Fue escritor muy temprano, y a los diecisiete años -él escribe que fue a los diecisiete, otros dicen que más tarde, a los diecinueve- ya descubrió que escribir era la vida; la existencia -la existencia de los poetas, en tantos casos- profesionaliza, hace que el descubrimiento primero se convierta en un modo de vivir, de aparentar. Nunca llegó a eso; no quiso enterarse: como no se quería enterar de la perentoriedad de los resultados médicos, tampoco se expuso al conocimiento público; esos recitales privados que daba por las noches eran ya de alta madrugada, y nunca eran de poemas suyos, y acaso jamás tampoco eran de poemas: levantaba las manos como si las expusiera al aire para dejarlas allí y decía palabras solemnes o inventadas para reírse de sí mismo y del tiempo, y lo hacía con la voz nasal que acompañaba con el brillo especial, infantil, de sus ojos imborrables.
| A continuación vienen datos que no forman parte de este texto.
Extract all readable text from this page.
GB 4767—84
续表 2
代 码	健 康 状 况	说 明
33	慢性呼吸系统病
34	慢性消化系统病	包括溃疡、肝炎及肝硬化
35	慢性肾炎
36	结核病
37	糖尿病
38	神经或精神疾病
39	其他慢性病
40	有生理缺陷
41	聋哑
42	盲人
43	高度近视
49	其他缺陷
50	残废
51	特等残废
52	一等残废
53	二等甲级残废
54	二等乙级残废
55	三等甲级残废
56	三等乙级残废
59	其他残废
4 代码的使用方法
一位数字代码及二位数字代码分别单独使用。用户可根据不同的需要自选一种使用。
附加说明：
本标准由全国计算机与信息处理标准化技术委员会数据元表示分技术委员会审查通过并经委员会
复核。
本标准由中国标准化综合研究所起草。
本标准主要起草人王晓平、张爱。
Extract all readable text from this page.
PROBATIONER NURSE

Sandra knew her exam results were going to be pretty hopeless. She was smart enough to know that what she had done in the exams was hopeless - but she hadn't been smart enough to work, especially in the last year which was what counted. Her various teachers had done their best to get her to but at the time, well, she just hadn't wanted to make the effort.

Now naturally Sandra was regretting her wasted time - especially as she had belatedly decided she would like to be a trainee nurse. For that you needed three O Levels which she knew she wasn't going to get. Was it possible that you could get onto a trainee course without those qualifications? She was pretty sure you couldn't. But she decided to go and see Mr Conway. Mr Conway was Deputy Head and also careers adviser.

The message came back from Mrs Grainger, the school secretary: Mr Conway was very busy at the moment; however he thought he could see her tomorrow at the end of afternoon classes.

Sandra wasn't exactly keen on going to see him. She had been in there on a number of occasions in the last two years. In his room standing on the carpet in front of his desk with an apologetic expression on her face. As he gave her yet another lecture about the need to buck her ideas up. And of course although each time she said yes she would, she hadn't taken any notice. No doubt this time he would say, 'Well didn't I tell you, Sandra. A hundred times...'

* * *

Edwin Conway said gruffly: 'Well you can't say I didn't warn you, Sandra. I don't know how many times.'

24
Clara dice que volverá a Zarautz este año, como todos los años, y ahora sin Claudio. Claudio Rodríguez era una visita habitual en este lugar del mar. Desde ayer descansa en Zamora, la otra zeta de su vida, el final del abecedario del tiempo que él descubrió como un mendigo del aire que camina y camina para encontrar al niño que se le fue. "Dichoso el que un buen día sale humilde /y se va por la calle, como tantos / días más de su vida, y no lo espera, / y de pronto, ¿qué es esto?, mira a lo alto / y ve, pone el oído al mundo y oye, / anda, y siente subirle entre los pasos el amor de la tierra, y sigue, y abre / su taller verdadero, y en sus manos / brilla limpio su oficio". Un tipo limpio, un niño. Clara lo supo, rieron juntos, una pareja feliz riendo.